Les arbres, toujours, les arbres

inlassable réponse, inlassable mystère

dans l’entrelacs des nuits

ils fondent leur constance

ils font leur long travail

en traversant l’hiver

leurs nœuds entendent-ils

la colère alentour?

Leurs troncs devinent-ils

l’usure de nos chagrins?

Confessions

Pour la dernière soirée en date chez Mots et Merveilles (libraires et librairie merveilleuses à Sainte Foy l’Argentière), il fallait écrire quelque chose de court avec 10 mots (c’est maintenant une coutume!). J’avoue qu’en relisant mon texte, après la soirée, j’ai ôté quelques mots qui étaient trop mal intégrés, mais je donne la liste initiale pour ceux qui voudraient jouer:

vendange – arabesque – calcédoine – décaféiné – chlorophylle – confession – cariatide – sublimer – surfiler – turlupiner


  1. Je repousse toujours le moment d’écrire.

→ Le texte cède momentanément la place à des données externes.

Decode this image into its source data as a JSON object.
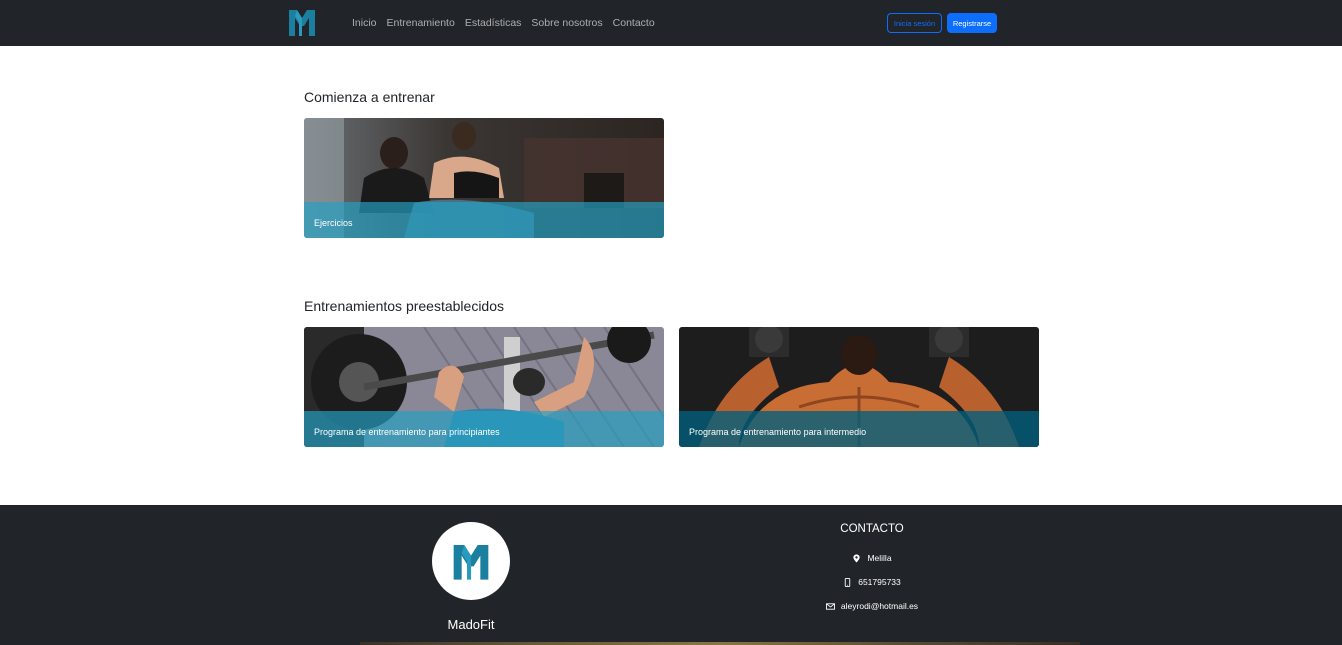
{
  "navbar": {
    "brand_icon": "madofit-logo-icon",
    "links": [
      "Inicio",
      "Entrenamiento",
      "Estadísticas",
      "Sobre nosotros",
      "Contacto"
    ],
    "login_label": "Inicia sesión",
    "register_label": "Registrarse",
    "colors": {
      "background": "#212529",
      "primary": "#0d6efd",
      "brand": "#1b7fa0"
    }
  },
  "start_section": {
    "title": "Comienza a entrenar",
    "cards": [
      {
        "label": "Ejercicios"
      }
    ]
  },
  "preset_section": {
    "title": "Entrenamientos preestablecidos",
    "cards": [
      {
        "label": "Programa de entrenamiento para principiantes"
      },
      {
        "label": "Programa de entrenamiento para intermedio"
      }
    ]
  },
  "footer": {
    "brand_name": "MadoFit",
    "contact_title": "CONTACTO",
    "location": "Melilla",
    "location_icon": "map-pin-icon",
    "phone": "651795733",
    "phone_icon": "phone-icon",
    "email": "aleyrodi@hotmail.es",
    "email_icon": "envelope-icon"
  }
}
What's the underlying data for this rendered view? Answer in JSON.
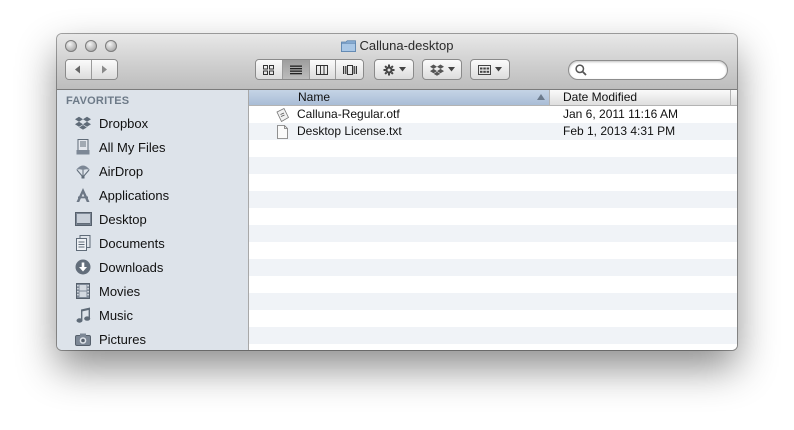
{
  "window": {
    "title": "Calluna-desktop"
  },
  "toolbar": {
    "nav": {
      "back_icon": "chevron-left-icon",
      "forward_icon": "chevron-right-icon"
    },
    "view_modes": [
      "icon-view-icon",
      "list-view-icon",
      "column-view-icon",
      "coverflow-view-icon"
    ],
    "active_view": "list-view-icon",
    "action_icon": "gear-icon",
    "dropbox_icon": "dropbox-icon",
    "arrange_icon": "arrange-icon",
    "search": {
      "placeholder": ""
    }
  },
  "sidebar": {
    "section_label": "FAVORITES",
    "items": [
      {
        "label": "Dropbox",
        "icon": "dropbox-icon"
      },
      {
        "label": "All My Files",
        "icon": "all-my-files-icon"
      },
      {
        "label": "AirDrop",
        "icon": "airdrop-icon"
      },
      {
        "label": "Applications",
        "icon": "applications-icon"
      },
      {
        "label": "Desktop",
        "icon": "desktop-icon"
      },
      {
        "label": "Documents",
        "icon": "documents-icon"
      },
      {
        "label": "Downloads",
        "icon": "downloads-icon"
      },
      {
        "label": "Movies",
        "icon": "movies-icon"
      },
      {
        "label": "Music",
        "icon": "music-icon"
      },
      {
        "label": "Pictures",
        "icon": "pictures-icon"
      }
    ]
  },
  "list": {
    "columns": {
      "name": "Name",
      "date": "Date Modified"
    },
    "files": [
      {
        "name": "Calluna-Regular.otf",
        "date": "Jan 6, 2011 11:16 AM",
        "icon": "font-file-icon"
      },
      {
        "name": "Desktop License.txt",
        "date": "Feb 1, 2013 4:31 PM",
        "icon": "text-file-icon"
      }
    ]
  },
  "colors": {
    "sidebar_bg": "#dde3ea",
    "header_sort_bg": "#b8c9de",
    "row_alt": "#f0f3f7"
  }
}
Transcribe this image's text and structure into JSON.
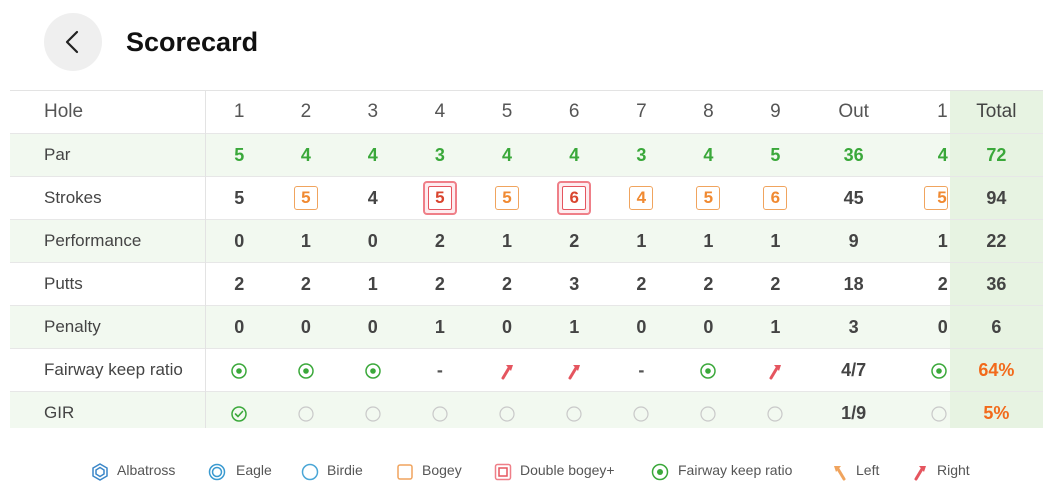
{
  "header": {
    "title": "Scorecard"
  },
  "table": {
    "columns": [
      "Hole",
      "1",
      "2",
      "3",
      "4",
      "5",
      "6",
      "7",
      "8",
      "9",
      "Out",
      "1",
      "Total"
    ],
    "par": {
      "label": "Par",
      "values": [
        "5",
        "4",
        "4",
        "3",
        "4",
        "4",
        "3",
        "4",
        "5"
      ],
      "out": "36",
      "next": "4",
      "total": "72"
    },
    "strokes": {
      "label": "Strokes",
      "values": [
        "5",
        "5",
        "4",
        "5",
        "5",
        "6",
        "4",
        "5",
        "6"
      ],
      "types": [
        "plain",
        "bogey",
        "plain",
        "double",
        "bogey",
        "double",
        "bogey",
        "bogey",
        "bogey"
      ],
      "out": "45",
      "next": "5",
      "total": "94"
    },
    "performance": {
      "label": "Performance",
      "values": [
        "0",
        "1",
        "0",
        "2",
        "1",
        "2",
        "1",
        "1",
        "1"
      ],
      "out": "9",
      "next": "1",
      "total": "22"
    },
    "putts": {
      "label": "Putts",
      "values": [
        "2",
        "2",
        "1",
        "2",
        "2",
        "3",
        "2",
        "2",
        "2"
      ],
      "out": "18",
      "next": "2",
      "total": "36"
    },
    "penalty": {
      "label": "Penalty",
      "values": [
        "0",
        "0",
        "0",
        "1",
        "0",
        "1",
        "0",
        "0",
        "1"
      ],
      "out": "3",
      "next": "0",
      "total": "6"
    },
    "fairway": {
      "label": "Fairway keep ratio",
      "icons": [
        "fairway-hit-icon",
        "fairway-hit-icon",
        "fairway-hit-icon",
        "dash",
        "right-miss-icon",
        "right-miss-icon",
        "dash",
        "fairway-hit-icon",
        "right-miss-icon"
      ],
      "dash": "-",
      "out": "4/7",
      "total": "64%"
    },
    "gir": {
      "label": "GIR",
      "icons": [
        "gir-hit-icon",
        "empty-circle-icon",
        "empty-circle-icon",
        "empty-circle-icon",
        "empty-circle-icon",
        "empty-circle-icon",
        "empty-circle-icon",
        "empty-circle-icon",
        "empty-circle-icon"
      ],
      "out": "1/9",
      "total": "5%"
    }
  },
  "legend": {
    "albatross": "Albatross",
    "eagle": "Eagle",
    "birdie": "Birdie",
    "bogey": "Bogey",
    "double_bogey": "Double bogey+",
    "fairway": "Fairway keep ratio",
    "left": "Left",
    "right": "Right"
  },
  "colors": {
    "green": "#3aa83a",
    "orange": "#f08a32",
    "red": "#e5555f",
    "blue": "#3a86c8",
    "total_bg": "#e7f3e2"
  }
}
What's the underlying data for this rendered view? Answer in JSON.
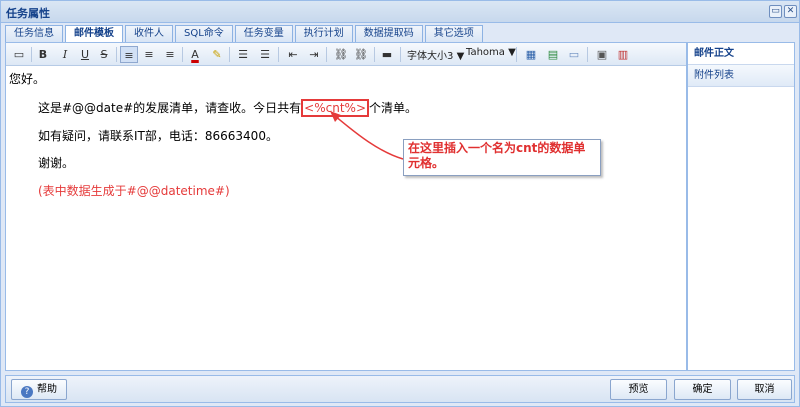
{
  "window": {
    "title": "任务属性"
  },
  "tabs": [
    {
      "label": "任务信息",
      "active": false
    },
    {
      "label": "邮件模板",
      "active": true
    },
    {
      "label": "收件人",
      "active": false
    },
    {
      "label": "SQL命令",
      "active": false
    },
    {
      "label": "任务变量",
      "active": false
    },
    {
      "label": "执行计划",
      "active": false
    },
    {
      "label": "数据提取码",
      "active": false
    },
    {
      "label": "其它选项",
      "active": false
    }
  ],
  "toolbar": {
    "bold": "B",
    "italic": "I",
    "underline": "U",
    "strike": "S",
    "font_color": "A",
    "font_size": "字体大小3",
    "font_family": "Tahoma"
  },
  "body": {
    "greeting": "您好。",
    "line1_before": "这是#@@date#的发展清单，请查收。今日共有",
    "line1_placeholder": "<%cnt%>",
    "line1_after": "个清单。",
    "line2": "如有疑问，请联系IT部，电话：86663400。",
    "line3": "谢谢。",
    "line4": "(表中数据生成于#@@datetime#)"
  },
  "callout": {
    "text": "在这里插入一个名为cnt的数据单元格。"
  },
  "side_panel": [
    {
      "label": "邮件正文",
      "active": true
    },
    {
      "label": "附件列表",
      "active": false
    }
  ],
  "buttons": {
    "help": "帮助",
    "preview": "预览",
    "ok": "确定",
    "cancel": "取消"
  },
  "colors": {
    "accent": "#15428b",
    "highlight": "#e53a3a"
  }
}
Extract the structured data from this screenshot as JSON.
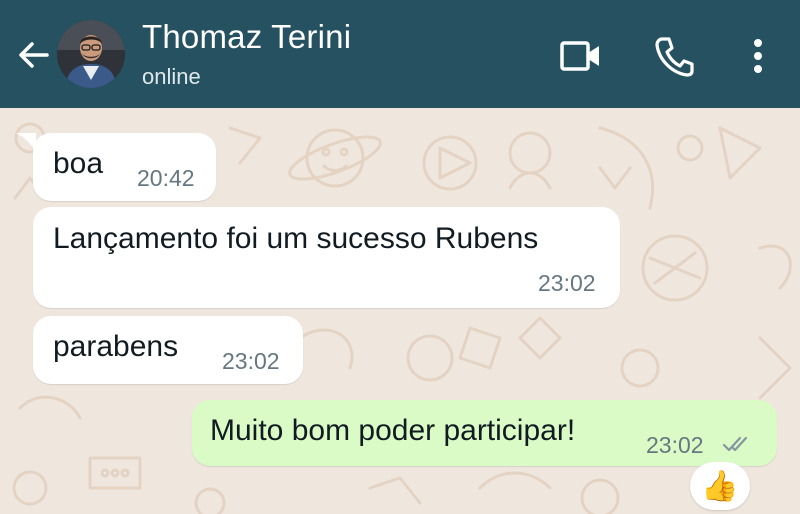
{
  "header": {
    "contact_name": "Thomaz Terini",
    "status": "online",
    "icons": [
      "back-arrow-icon",
      "video-call-icon",
      "phone-icon",
      "more-options-icon"
    ]
  },
  "messages": [
    {
      "direction": "incoming",
      "text": "boa",
      "time": "20:42"
    },
    {
      "direction": "incoming",
      "text": "Lançamento foi um sucesso Rubens",
      "time": "23:02"
    },
    {
      "direction": "incoming",
      "text": "parabens",
      "time": "23:02"
    },
    {
      "direction": "outgoing",
      "text": "Muito bom poder participar!",
      "time": "23:02",
      "status": "read",
      "reaction": "👍"
    }
  ],
  "colors": {
    "header": "#255160",
    "chat_background": "#efe7de",
    "incoming_bubble": "#ffffff",
    "outgoing_bubble": "#dafac6",
    "read_ticks": "#8696a0"
  }
}
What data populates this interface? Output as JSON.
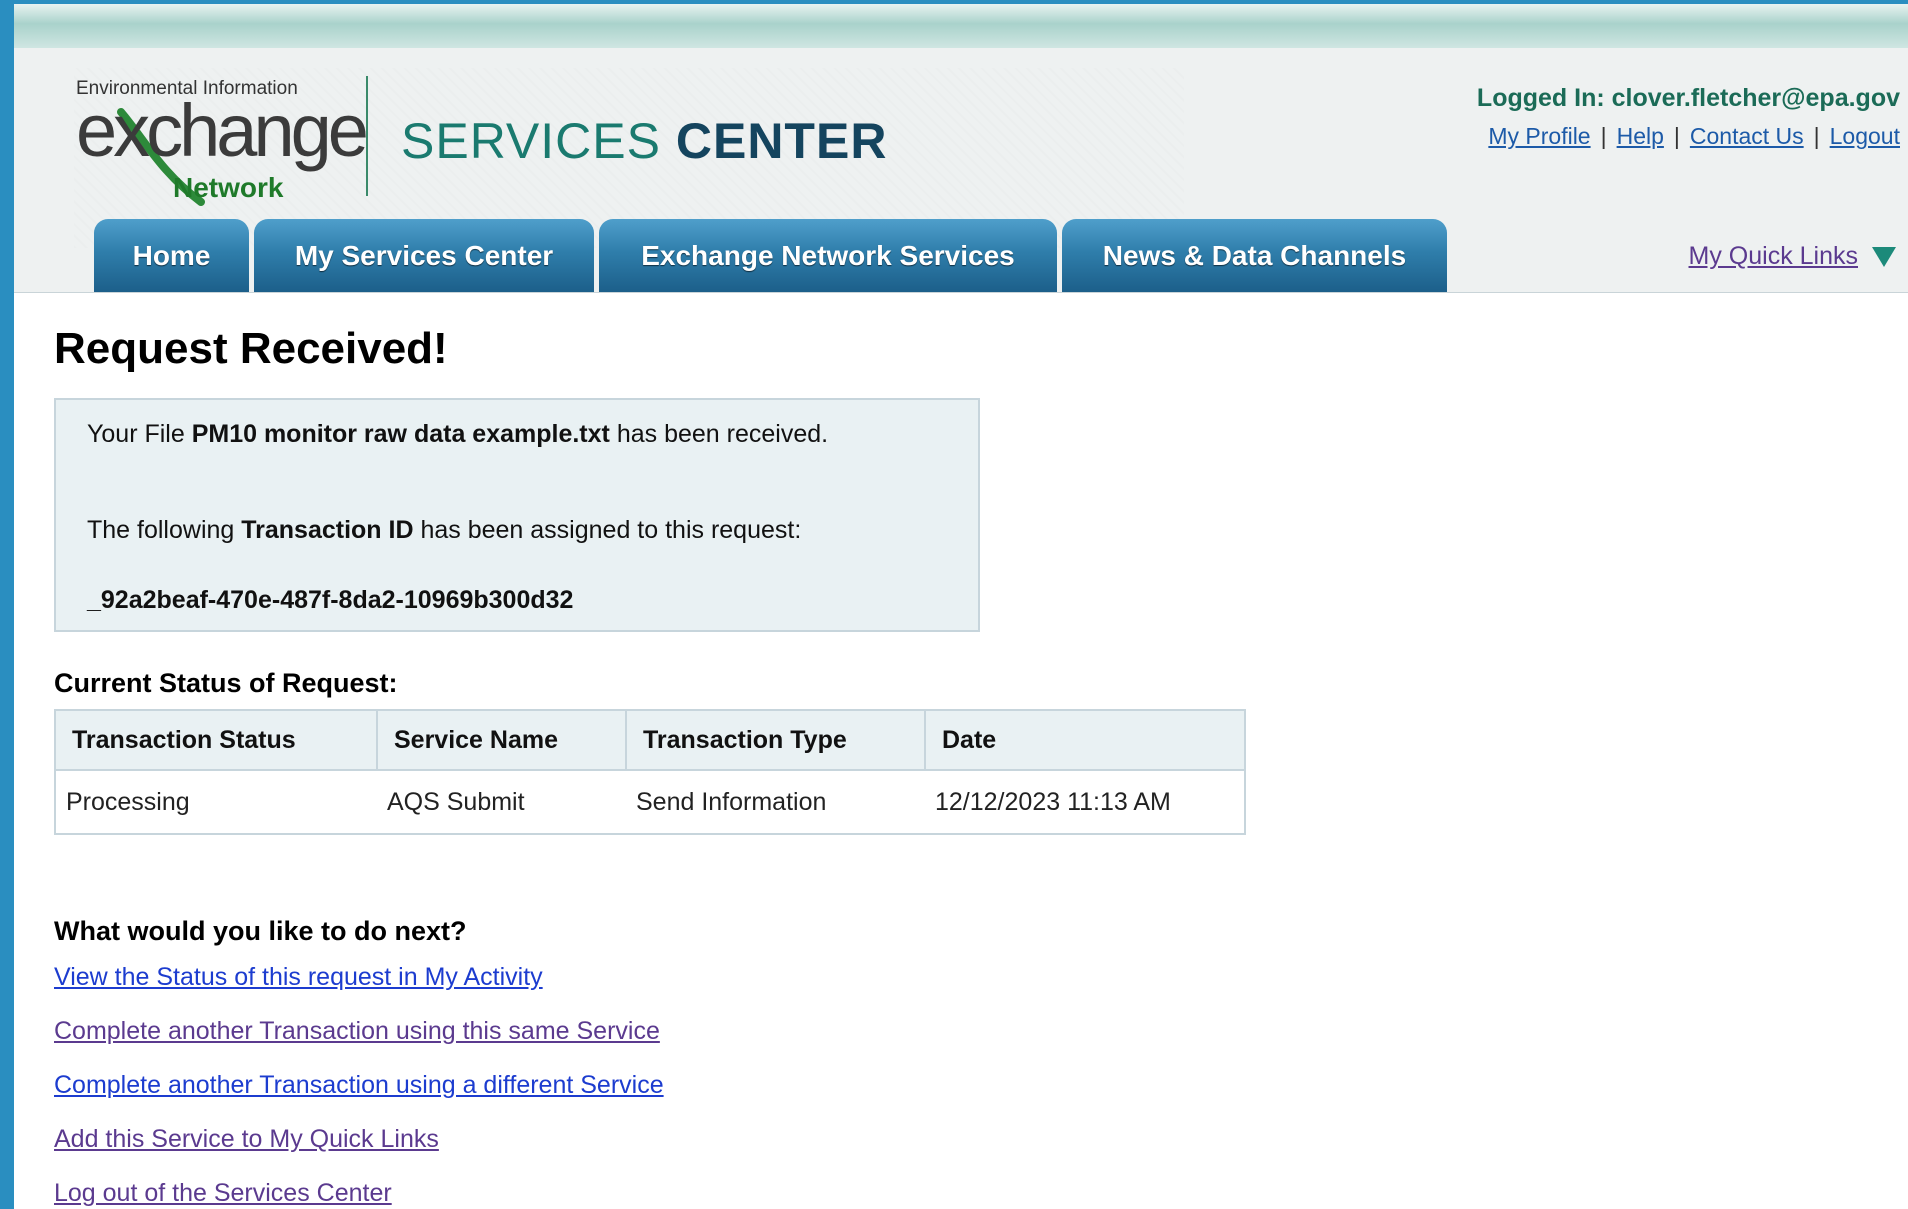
{
  "header": {
    "logo": {
      "top_text": "Environmental Information",
      "main_text": "exchange",
      "bottom_text": "Network"
    },
    "services": {
      "word1": "SERVICES",
      "word2": "CENTER"
    },
    "user": {
      "logged_in": "Logged In: clover.fletcher@epa.gov",
      "links": {
        "my_profile": "My Profile",
        "help": "Help",
        "contact_us": "Contact Us",
        "logout": "Logout"
      }
    }
  },
  "nav": {
    "tabs": [
      {
        "label": "Home"
      },
      {
        "label": "My Services Center"
      },
      {
        "label": "Exchange Network Services"
      },
      {
        "label": "News & Data Channels"
      }
    ],
    "quick_links": "My Quick Links",
    "quick_links_icon": "triangle-down-icon"
  },
  "main": {
    "title": "Request Received!",
    "receipt": {
      "line1_prefix": "Your File ",
      "file_name": "PM10 monitor raw data example.txt",
      "line1_suffix": " has been received.",
      "line2_prefix": "The following ",
      "line2_bold": "Transaction ID",
      "line2_suffix": " has been assigned to this request:",
      "transaction_id": "_92a2beaf-470e-487f-8da2-10969b300d32"
    },
    "status_heading": "Current Status of Request:",
    "table": {
      "headers": [
        "Transaction Status",
        "Service Name",
        "Transaction Type",
        "Date"
      ],
      "rows": [
        [
          "Processing",
          "AQS Submit",
          "Send Information",
          "12/12/2023 11:13 AM"
        ]
      ]
    },
    "next_heading": "What would you like to do next?",
    "next_links": [
      "View the Status of this request in My Activity",
      "Complete another Transaction using this same Service",
      "Complete another Transaction using a different Service",
      "Add this Service to My Quick Links",
      "Log out of the Services Center"
    ]
  },
  "colors": {
    "tab_blue": "#2f7eab",
    "brand_green": "#1b6b57",
    "link_blue": "#1c3ccf",
    "link_visited": "#5b3a8f",
    "box_bg": "#e9f1f3"
  }
}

Quand une image vient tourner en moi, confusément, obstinément, attendant que je tire le premier fil de cette pelote informe qui la constitue, une tâche urgente vient généralement me sauver. Une tâche triviale que rien ne pourra jamais sublimer: du ménage, une lessive à étendre, un rendez-vous à prendre – sans surprise, le rendez-vous! Ô joie! Me voilà bercée par la musique rassurante et sans charme de ce qui n’exige pas de se pencher au-dessus de l’inquiétante boue qui clapote à l’intérieur de soi, avant que ne surgisse, enfin, la calcédoine dure et lisse, impassible et brillante, des mots choisis.
  2. Quand je pense à écrire, il a toujours des arbres dans ma tête. Simultanément. Je ne puis dire laquelle de ces deux pensées précède l’autre. Écrire – et voilà que jaillit l’arabesque d’une branche au dessus d’un rayon. La grâce étoilée d’un châtaigner en juin. L’élan des peupliers dont j’imagine la sève vive et la chlorophylle comme un produit des fées qui argente les feuilles aux bourrasques du vent. Le cœur chaud des grands chênes dont les troncs-cariatides soutiennent le ciel amolli de chaleur. La toute première feuille dans la vigne, en avril, qui prend toute la lumière et ne pense pas encore à la vendange. Un arbre – et voilà que s’ouvre le désir.
  3. Après l’écriture, dont je ne peux pas parler parce que la facture de ce moment m’échappe continuellement, je me sens fatiguée et heureuse comme si javais bâti une maison, une église, alors que ce n’est souvent qu’un poème, un pauvre poème, qui ne survivra pas à la première relecture.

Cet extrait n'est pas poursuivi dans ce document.